Buy a Toro Housing Asm [119-1551] for your Toro Lawn Equipment - A genuine item that is supplied directly from the original equipment manufacturer for use w...




www.ereplacementparts.com


----------



## AwfulFange (12 mo ago)

aa335 said:


> Which model of Toro3650 do you have? There is the older squared 3650 and the newer rounded 3650.
> 
> You may have to replace the rusted rotor housing with this part.
> 
> ...


It is the round body 3650. The rotor housing seems to have minimal rust compared to the lower housing.


----------



## aa335 (Jan 21, 2020)

I think that part is the frame with the tube. It is quite expensive as replacement part.
It will require a lot of disassembly as the engine, handle, and the rotor housing bolts onto it.






Parts – CCR 3650 GTS Snowthrower | Toro







www.toro.com


----------



## AwfulFange (12 mo ago)

aa335 said:


> I think that part is the frame with the tube. It is quite expensive as replacement part.
> It will require a lot of disassembly as the engine, handle, and the rotor housing bolts onto it


So, in other words, it is not worth my time. How much do you think I can get for it as a parts machine?


----------



## aa335 (Jan 21, 2020)

AwfulFange said:


> So, in other words, it is not worth my time. How much do you think I can get for it as a parts machine?



I can't really say how much as parts.


----------



## Brent (Jul 31, 2019)

I have replaced that lower housing part twice before on CCR 2000’s and I didn’t think it was that bad of a job. Maybe an hour’s worth of work. A couple of years ago I paid around $45 for the part and probably replaced some rusted fasteners too.


----------



## AwfulFange (12 mo ago)

Brent said:


> I have replaced that lower housing part twice before on CCR 2000’s and I didn’t think it was that bad of a job. Maybe an hour’s worth of work. A couple of years ago I paid around $45 for the part and probably replaced some rusted fasteners too.

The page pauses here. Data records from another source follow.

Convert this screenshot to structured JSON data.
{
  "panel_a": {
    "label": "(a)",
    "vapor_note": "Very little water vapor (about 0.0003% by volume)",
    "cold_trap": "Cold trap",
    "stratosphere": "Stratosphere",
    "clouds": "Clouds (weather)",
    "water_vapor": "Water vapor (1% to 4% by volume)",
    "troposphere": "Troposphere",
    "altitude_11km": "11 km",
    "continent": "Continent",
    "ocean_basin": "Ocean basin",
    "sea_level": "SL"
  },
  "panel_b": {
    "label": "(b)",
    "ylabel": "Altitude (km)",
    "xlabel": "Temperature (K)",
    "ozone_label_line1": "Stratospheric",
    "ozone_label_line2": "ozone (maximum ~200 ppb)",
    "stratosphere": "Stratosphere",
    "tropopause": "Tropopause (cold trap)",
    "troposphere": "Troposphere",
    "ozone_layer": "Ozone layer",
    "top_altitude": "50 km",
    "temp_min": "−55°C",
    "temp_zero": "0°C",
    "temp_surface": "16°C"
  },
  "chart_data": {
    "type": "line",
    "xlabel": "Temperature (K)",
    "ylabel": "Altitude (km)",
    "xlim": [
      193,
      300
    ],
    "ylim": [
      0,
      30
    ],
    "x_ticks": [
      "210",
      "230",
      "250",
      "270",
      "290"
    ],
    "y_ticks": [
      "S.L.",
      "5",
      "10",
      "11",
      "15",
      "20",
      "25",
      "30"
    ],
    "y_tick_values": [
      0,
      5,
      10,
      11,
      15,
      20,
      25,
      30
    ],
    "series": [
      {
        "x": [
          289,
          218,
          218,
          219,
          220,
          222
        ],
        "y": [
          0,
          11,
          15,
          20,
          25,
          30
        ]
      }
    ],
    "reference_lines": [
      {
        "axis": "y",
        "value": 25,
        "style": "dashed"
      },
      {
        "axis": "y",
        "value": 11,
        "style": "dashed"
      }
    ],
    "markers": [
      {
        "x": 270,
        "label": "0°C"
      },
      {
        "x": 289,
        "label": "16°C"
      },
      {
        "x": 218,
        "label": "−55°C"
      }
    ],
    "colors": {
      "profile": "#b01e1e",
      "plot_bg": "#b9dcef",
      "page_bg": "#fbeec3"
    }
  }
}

You didn't have to remove the engine? Were you able to get to all the bolts from underneath?


----------



## Brent (Jul 31, 2019)

No. Everything was pretty accessible. Maybe the belt guard. It’s a good time to put a new scraper on since it mounts to the lower shroud. Mine were CCR 2000’s but if I remember correctly it is the same part as the 3650 so should be similar job.


----------